Lunes, Abril 07, 2008

‘Communal action’ vs oil firms urged

BY DENNIS GADIL

SENATORS yesterday said a new form of "communal action" should be directed against big oil players whose appetite for profits has gone unabated despite the looming food shortage and other economic difficulties faced by ordinary Filipinos.

Sen. Benigno Aquino III said his initial curiosity has now morphed into outrage as oil companies continue to jack up their prices amid a strong peso and the recent 1 percentage point reduction in oil tariff.

"Did they not benefit from the same? With constant prices, it would have taken less pesos or dollars to buy (petroleum)," he said.

The 50-centavo increase this weekend is the sixth since January, bringing the total amount of price increment to P3 per liter.

Prices of premium and unleaded gasoline now range from P44.17 to P48.65 a liter, diesel from P36.01 to P41 a liter and kerosene P41.30 to P46.80 per liter.

Malacañang has rejected proposals to suspend the implementation of the 12 percent value added tax on oil products, saying it would result in a P60 billion revenue loss and lower credit ratings. Last January, it effected a 1 percentage point reduction (to 2 percent from 3 percent) on the tariff on oil as an alternative to calls for suspending the VAT on oil or amending the Oil Deregulation law.

Aquino said the continued appreciation of the peso against the dollar should have an offsetting effect in the upward movement in world oil prices. The peso has been hovering at the P41.755 level against the dollar since last week.

"I’m curious if the upward movements are matched by equivalent price reductions when world prices go down," he said.

He also said there is no moral justification to increasing pump prices the very minute world crude prices go up and while the people are suffering.

He said there should be a form of "people power" against corporations like giant oil firms.

Sen. Francis Escudero, Senate ways and means chair, said the greed of the oil companies is the best argument for removing the VAT on oil and amending the Oil Deregulation Law.

VAT SUSPENSION PUSHED

Sen. Manuel Roxas II has been proposing the suspension of VAT on oil products for at least six months to give reprieve to oil-dependent sectors, which will spill over to consumers in the form of lowered prices of basis commodities. Roxas has filed a bill seeking to suspend the VAT on oil but has failed to get enough support from his colleagues.

Roxas said the almost weekly increase in oil prices would be averted if the 12 percent VAT on oil, the cost of which is added to the pump price, is lifted temporarily.

He said the VAT suspension would automatically redound to a P4 reduction in pump prices of gasoline and diesel.

Senate President Manuel Villar said the people are starting to feel the pinch of soaring oil prices.

"Nakaka-upset talaga. Hindi na biro ang pataas na pataas na presyo ng gasolina," he said.

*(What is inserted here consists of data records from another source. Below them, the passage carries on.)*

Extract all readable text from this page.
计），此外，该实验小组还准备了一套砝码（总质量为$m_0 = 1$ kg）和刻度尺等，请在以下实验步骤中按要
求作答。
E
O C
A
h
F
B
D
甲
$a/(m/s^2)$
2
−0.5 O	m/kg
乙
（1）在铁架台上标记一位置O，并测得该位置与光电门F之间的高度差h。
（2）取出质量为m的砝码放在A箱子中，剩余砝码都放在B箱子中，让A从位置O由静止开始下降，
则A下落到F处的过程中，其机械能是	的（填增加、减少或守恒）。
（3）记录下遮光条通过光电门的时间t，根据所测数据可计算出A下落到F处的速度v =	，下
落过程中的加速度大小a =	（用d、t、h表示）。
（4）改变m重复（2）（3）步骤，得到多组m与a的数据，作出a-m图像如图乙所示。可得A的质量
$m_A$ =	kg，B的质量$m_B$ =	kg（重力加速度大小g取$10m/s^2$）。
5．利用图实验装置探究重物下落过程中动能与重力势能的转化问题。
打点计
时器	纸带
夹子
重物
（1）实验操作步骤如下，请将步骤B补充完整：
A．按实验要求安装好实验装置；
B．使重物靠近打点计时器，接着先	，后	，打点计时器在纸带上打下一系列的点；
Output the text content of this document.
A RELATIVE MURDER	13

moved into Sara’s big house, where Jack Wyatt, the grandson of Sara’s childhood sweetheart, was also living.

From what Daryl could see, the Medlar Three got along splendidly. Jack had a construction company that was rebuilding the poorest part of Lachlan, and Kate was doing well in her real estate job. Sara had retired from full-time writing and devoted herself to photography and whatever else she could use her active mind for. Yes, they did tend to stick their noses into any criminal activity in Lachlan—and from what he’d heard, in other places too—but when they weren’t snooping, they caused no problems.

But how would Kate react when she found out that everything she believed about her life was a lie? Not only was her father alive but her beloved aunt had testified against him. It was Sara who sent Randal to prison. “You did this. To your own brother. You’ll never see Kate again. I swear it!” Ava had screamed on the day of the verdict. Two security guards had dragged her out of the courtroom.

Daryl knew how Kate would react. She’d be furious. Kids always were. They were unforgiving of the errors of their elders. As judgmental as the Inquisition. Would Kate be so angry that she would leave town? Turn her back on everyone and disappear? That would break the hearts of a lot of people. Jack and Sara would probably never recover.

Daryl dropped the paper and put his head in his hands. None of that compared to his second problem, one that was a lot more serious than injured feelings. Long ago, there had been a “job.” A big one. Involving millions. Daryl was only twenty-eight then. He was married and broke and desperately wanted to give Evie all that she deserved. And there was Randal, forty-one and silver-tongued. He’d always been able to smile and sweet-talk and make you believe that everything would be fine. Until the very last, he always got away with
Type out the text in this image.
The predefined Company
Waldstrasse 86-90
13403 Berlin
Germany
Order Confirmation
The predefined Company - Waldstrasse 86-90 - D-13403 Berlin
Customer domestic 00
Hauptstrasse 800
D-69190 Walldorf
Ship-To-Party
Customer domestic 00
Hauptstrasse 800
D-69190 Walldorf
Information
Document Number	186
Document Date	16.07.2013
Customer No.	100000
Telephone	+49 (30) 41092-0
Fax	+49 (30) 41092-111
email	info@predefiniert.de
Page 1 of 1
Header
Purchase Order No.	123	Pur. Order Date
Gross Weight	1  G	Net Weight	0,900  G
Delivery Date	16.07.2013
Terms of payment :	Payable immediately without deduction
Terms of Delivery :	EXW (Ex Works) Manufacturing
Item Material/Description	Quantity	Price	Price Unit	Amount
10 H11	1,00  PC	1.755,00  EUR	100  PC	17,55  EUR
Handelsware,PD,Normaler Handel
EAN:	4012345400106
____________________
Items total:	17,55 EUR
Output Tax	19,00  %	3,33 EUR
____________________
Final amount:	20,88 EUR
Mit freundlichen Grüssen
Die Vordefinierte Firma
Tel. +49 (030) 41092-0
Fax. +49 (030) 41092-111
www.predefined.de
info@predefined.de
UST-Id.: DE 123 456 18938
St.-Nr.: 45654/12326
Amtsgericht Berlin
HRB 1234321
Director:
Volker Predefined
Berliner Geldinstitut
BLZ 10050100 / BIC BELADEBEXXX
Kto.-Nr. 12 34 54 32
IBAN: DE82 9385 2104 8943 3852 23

"Baka dito kailangan natin ng communal action," he added, referring to the earlier call of the Catholic Bishops Conference of the Philippines against corruption in government.

Villar pressed anew for the opening of books of giant oil companies to check if their previous and latest price increases were justified.

He said he now more than ever supports revisiting the Oil Deregulation Law to clearly define the power of government to enforce the opening up of books of oil firms.

Villar has said oil companies should be charging consumers the "net" of increase in cost of oil per barrel in the world as against the current dollar exchange rate.

TRANSPORT STRIKE

The militant drivers group Pagkakaisa ng mga Samahan ng Tsuper at Operator Nationwide (Piston) said it would soon stage a nationwide transport strike in protest of the unabated oil price increases, especially of diesel.

The protest action will push for a moratorium on increases, repeal of the Oil Deregulation Law, lifting of the 12 percent VAT on oil, and the "re-nationalization" of Petron Corporation, said George San Mateo, Piston secretary general.

He said the latest price hike further pushed down drivers’ income to almost P125 from P225 per a day after driving for 12 to 14 hours.

He said the cause of the increases is the "greed" of the oil firms and President Arroyo’s "connivance" with the oil cartel.

San Mateo also said Piston is opposed to the provisional 50-centavo increase being sought by transport groups under the "Malacañang-directed 1-UTAK party list group."

"Under a situation of continuing oil price hikes, a fare hike will not help the driver for this will only aggravate more the rapid reduction of passenger volume due to high cost of fares," he said.